The important difference between coding and non-coding regions

DNA contains both coding and non-coding regions. The coding parts function like instruction manuals, since their genes are expressed into RNA, which directs cells in building proteins essential to life.

Non-coding regions, on the other hand, contain regulatory elements that guide how cells grow and function. Over 95% of disease-linked DNA variants occur in these non-coding regions, yet existing single-cell methods have not had the sensitivity or scale to study them effectively. Until now, researchers were unable to observe DNA and RNA from the same cell on a large scale, limiting insight into how DNA variants affect gene activity and contribute to disease.

"In this non-coding space, we know there are variants related to things like congenital heart disease, autism, and schizophrenia that are vastly unexplored, but these are certainly not the only diseases like this," Lindenhofer said. "We needed a tool to do that exploration to understand which variants are functional in their endogenous genomic context and understand how they contribute to disease progression."

Deciphering barcodes that track single cells

To perform single-cell DNA-RNA sequencing (SDR-seq), researchers used tiny oil-water droplets, each containing a single cell, allowing them to analyze DNA and RNA simultaneously. This method enabled them to examine thousands of cells in a single experiment and directly link genetic changes to patterns of gene activity. Developing this technology required overcoming major challenges and brought together teams from EMBL's Genome Biology and Structural and Computational Biology units, the Stanford University School of Medicine, and Heidelberg University Hospital.

Collaborators from EMBL's Judith Zaugg and Kyung-Min Noh groups developed a way to preserve delicate RNA by "fixing" the cells, while computational biologists in Oliver Stegle's group designed a specialized program to decode the complex DNA barcoding system needed for data analysis. Although this decoding software was built for this specific project, the team believes it could prove valuable for many other studies.

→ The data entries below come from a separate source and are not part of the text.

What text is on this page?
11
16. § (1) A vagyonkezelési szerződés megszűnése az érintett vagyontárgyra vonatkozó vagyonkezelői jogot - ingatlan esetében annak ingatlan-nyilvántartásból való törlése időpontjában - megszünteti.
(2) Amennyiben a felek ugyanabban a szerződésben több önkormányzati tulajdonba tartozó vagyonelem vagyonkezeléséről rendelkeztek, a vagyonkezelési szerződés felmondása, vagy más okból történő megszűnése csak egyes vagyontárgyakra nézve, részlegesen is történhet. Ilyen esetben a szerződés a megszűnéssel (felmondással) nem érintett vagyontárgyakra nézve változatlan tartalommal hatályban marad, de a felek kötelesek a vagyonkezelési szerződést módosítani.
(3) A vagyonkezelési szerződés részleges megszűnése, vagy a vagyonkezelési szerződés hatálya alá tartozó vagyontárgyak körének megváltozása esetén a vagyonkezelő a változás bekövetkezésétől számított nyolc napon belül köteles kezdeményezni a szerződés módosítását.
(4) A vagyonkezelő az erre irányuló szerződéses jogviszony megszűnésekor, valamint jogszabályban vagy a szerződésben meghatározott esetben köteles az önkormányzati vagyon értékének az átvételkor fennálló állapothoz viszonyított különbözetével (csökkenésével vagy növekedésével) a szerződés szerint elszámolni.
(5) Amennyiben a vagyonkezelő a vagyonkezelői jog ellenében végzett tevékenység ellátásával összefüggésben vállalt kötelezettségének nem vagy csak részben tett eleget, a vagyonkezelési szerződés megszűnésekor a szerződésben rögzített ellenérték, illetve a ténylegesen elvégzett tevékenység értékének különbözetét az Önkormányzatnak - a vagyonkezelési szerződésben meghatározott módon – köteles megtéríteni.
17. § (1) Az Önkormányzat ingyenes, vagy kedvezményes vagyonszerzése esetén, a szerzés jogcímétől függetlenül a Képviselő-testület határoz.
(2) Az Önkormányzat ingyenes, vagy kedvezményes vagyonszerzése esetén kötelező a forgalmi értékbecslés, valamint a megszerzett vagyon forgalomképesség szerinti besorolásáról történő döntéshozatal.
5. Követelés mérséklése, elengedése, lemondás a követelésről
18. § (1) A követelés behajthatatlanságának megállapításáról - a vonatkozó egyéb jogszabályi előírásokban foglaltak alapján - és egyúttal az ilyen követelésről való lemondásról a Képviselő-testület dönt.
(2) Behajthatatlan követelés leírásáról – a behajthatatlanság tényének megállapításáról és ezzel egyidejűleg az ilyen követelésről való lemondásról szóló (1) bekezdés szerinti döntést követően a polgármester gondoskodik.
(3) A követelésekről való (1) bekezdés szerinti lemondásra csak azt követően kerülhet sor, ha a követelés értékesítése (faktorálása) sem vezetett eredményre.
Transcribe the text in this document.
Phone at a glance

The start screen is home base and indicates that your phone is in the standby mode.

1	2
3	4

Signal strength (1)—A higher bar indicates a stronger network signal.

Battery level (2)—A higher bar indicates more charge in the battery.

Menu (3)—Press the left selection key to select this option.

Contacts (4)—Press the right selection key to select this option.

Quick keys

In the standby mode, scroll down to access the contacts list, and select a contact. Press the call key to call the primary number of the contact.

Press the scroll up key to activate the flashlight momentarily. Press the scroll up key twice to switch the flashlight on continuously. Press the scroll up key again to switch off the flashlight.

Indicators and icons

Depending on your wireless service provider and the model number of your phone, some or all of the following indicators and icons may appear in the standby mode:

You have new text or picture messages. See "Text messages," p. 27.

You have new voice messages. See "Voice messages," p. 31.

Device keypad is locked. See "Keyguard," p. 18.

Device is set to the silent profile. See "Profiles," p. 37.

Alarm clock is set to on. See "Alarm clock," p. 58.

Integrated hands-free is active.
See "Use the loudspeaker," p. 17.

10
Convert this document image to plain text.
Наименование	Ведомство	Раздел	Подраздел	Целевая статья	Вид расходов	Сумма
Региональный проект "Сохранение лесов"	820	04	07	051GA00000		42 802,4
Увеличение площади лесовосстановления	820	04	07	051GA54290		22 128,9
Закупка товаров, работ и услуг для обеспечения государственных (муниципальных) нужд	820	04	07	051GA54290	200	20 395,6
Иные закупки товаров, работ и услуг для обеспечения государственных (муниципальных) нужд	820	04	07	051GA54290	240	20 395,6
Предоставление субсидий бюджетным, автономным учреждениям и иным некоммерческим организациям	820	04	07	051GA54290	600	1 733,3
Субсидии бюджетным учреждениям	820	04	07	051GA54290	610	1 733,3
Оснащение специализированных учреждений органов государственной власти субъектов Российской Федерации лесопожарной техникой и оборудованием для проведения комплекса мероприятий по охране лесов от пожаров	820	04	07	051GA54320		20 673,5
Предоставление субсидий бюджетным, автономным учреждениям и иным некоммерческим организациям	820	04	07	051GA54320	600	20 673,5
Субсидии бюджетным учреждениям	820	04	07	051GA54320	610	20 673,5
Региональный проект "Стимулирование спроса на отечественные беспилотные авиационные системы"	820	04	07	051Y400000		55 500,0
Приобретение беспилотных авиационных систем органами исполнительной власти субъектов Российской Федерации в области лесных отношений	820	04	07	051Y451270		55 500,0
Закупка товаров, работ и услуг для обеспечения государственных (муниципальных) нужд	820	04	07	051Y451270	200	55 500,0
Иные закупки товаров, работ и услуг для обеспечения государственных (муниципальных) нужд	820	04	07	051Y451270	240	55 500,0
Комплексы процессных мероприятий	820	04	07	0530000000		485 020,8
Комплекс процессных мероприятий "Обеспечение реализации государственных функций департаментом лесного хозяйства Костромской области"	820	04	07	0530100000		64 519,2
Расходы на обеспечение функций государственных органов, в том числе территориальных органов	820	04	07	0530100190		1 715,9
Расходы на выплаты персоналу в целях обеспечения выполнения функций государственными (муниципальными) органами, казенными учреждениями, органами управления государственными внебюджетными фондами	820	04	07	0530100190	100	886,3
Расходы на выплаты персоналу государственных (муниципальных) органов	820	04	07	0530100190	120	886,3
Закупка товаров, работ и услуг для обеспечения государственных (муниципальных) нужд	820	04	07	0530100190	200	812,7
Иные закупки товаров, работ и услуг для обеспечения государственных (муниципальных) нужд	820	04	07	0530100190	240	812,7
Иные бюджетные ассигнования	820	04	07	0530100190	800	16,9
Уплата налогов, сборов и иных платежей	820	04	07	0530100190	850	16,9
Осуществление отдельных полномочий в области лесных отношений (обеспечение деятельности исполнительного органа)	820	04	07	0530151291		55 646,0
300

Researchers from Wolfgang Huber's and Sasha Dietrich's groups at EMBL and Universitätsklinikum Heidelberg were already examining B-cell lymphoma samples for other studies. These patient samples, rich in genetic variation, provided an ideal test case for the new technology. Using these samples, Lindenhofer observed how variations in DNA were linked to disease processes and found that cancer cells with more variants showed stronger activation signals that support tumor growth.

"We are using these small reaction chambers to read out DNA and RNA in the same single cell," Lindenhofer said. "This lets us accurately tell whether a variant is on one or both copies of a gene and measure its effects on gene expression in the same single cells. With the B-cell lymphoma cells, we were able to show that depending on the variant makeup of cells, they had different propensities to belong to distinct cellular states. We could also see that increasing variants in a cell actually were associated with a more malignant B-cell lymphoma state."

The many opportunities from a single-cell sequencing tool

The SDR-seq tool now offers genomic biologists scale, precision, and speed to help better understand genetic variants. While it could eventually play a role in treating a broad range of complex diseases, it may first help in developing better screening tools for diagnosis.

"We have a tool that can link variants to disease," said Lars Steinmetz, a senior author on the paper, an EMBL group leader, and a genetics professor at Stanford University School of Medicine. "This capability opens up a wide range of biology that we can now discover. If we can discern how variants actually regulate disease and understand that disease process better, it means we have a better opportunity to intervene and treat it."